Thermodynamic, electrochemical and surface characterization of copper corrosion inhibition in acidic solution using rice straw extract

Abstract

The use of natural inhibitors offers a sustainable and cost-effective approach to mitigating copper corrosion. In this study, rice straw extract, an agricultural byproduct, was investigated as an eco-friendly corrosion inhibitor for copper in 0.5 M H2SO4 solutions.
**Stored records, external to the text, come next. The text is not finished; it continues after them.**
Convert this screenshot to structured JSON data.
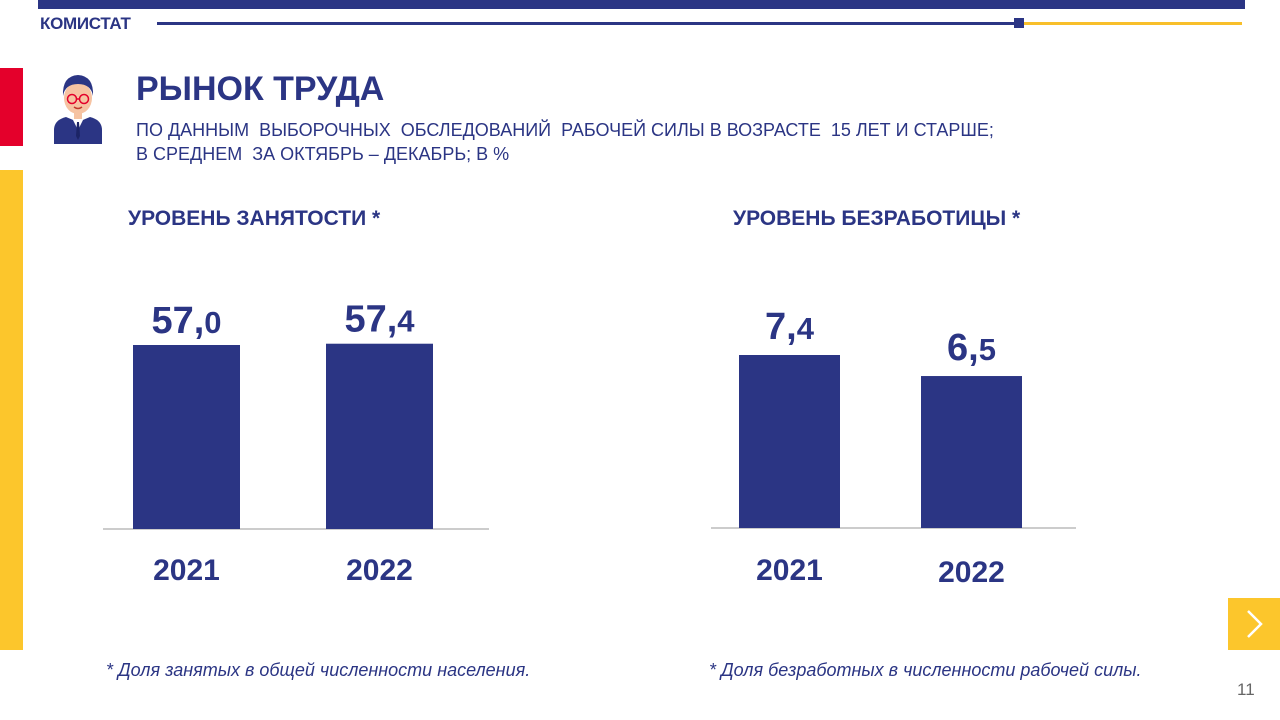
{
  "header": {
    "brand": "КОМИСТАТ"
  },
  "slide": {
    "title": "РЫНОК ТРУДА",
    "subtitle_line1": "ПО ДАННЫМ  ВЫБОРОЧНЫХ  ОБСЛЕДОВАНИЙ  РАБОЧЕЙ СИЛЫ В ВОЗРАСТЕ  15 ЛЕТ И СТАРШЕ;",
    "subtitle_line2": "В СРЕДНЕМ  ЗА ОКТЯБРЬ – ДЕКАБРЬ; В %",
    "page_number": "11"
  },
  "colors": {
    "bar": "#2b3584",
    "accent_yellow": "#fcc62c",
    "accent_red": "#e4002b"
  },
  "chart_data": [
    {
      "type": "bar",
      "title": "УРОВЕНЬ ЗАНЯТОСТИ *",
      "categories": [
        "2021",
        "2022"
      ],
      "values": [
        57.0,
        57.4
      ],
      "labels": [
        {
          "int": "57,",
          "dec": "0"
        },
        {
          "int": "57,",
          "dec": "4"
        }
      ],
      "footnote": "* Доля занятых в общей численности населения."
    },
    {
      "type": "bar",
      "title": "УРОВЕНЬ БЕЗРАБОТИЦЫ *",
      "categories": [
        "2021",
        "2022"
      ],
      "values": [
        7.4,
        6.5
      ],
      "labels": [
        {
          "int": "7,",
          "dec": "4"
        },
        {
          "int": "6,",
          "dec": "5"
        }
      ],
      "footnote": "* Доля безработных в численности рабочей силы."
    }
  ]
}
The corrosion inhibition performance was evaluated using electrochemical impedance spectroscopy (EIS) and potentiodynamic polarization techniques across a temperature range of 25–55 °C. The results demonstrated that the rice straw extract achieved an inhibition efficiency of approximately 91% at 25 °C with a concentration of 0.05 g/L and maintained a significant 69.1% efficiency at 55 °C, suggesting that the inhibition primarily occurs through physisorption of the extract molecules onto the copper surface. Scanning electron microscopy (SEM) analysis further confirmed the protective layer formation, while potential of zero charge (PZC) measurements indicated a negatively charged copper surface in sulfuric acid (− 13 mV). Adsorption isotherm studies revealed a strong binding constant, confirming that rice straw extract is an effective and sustainable corrosion inhibitor for copper in acidic environments.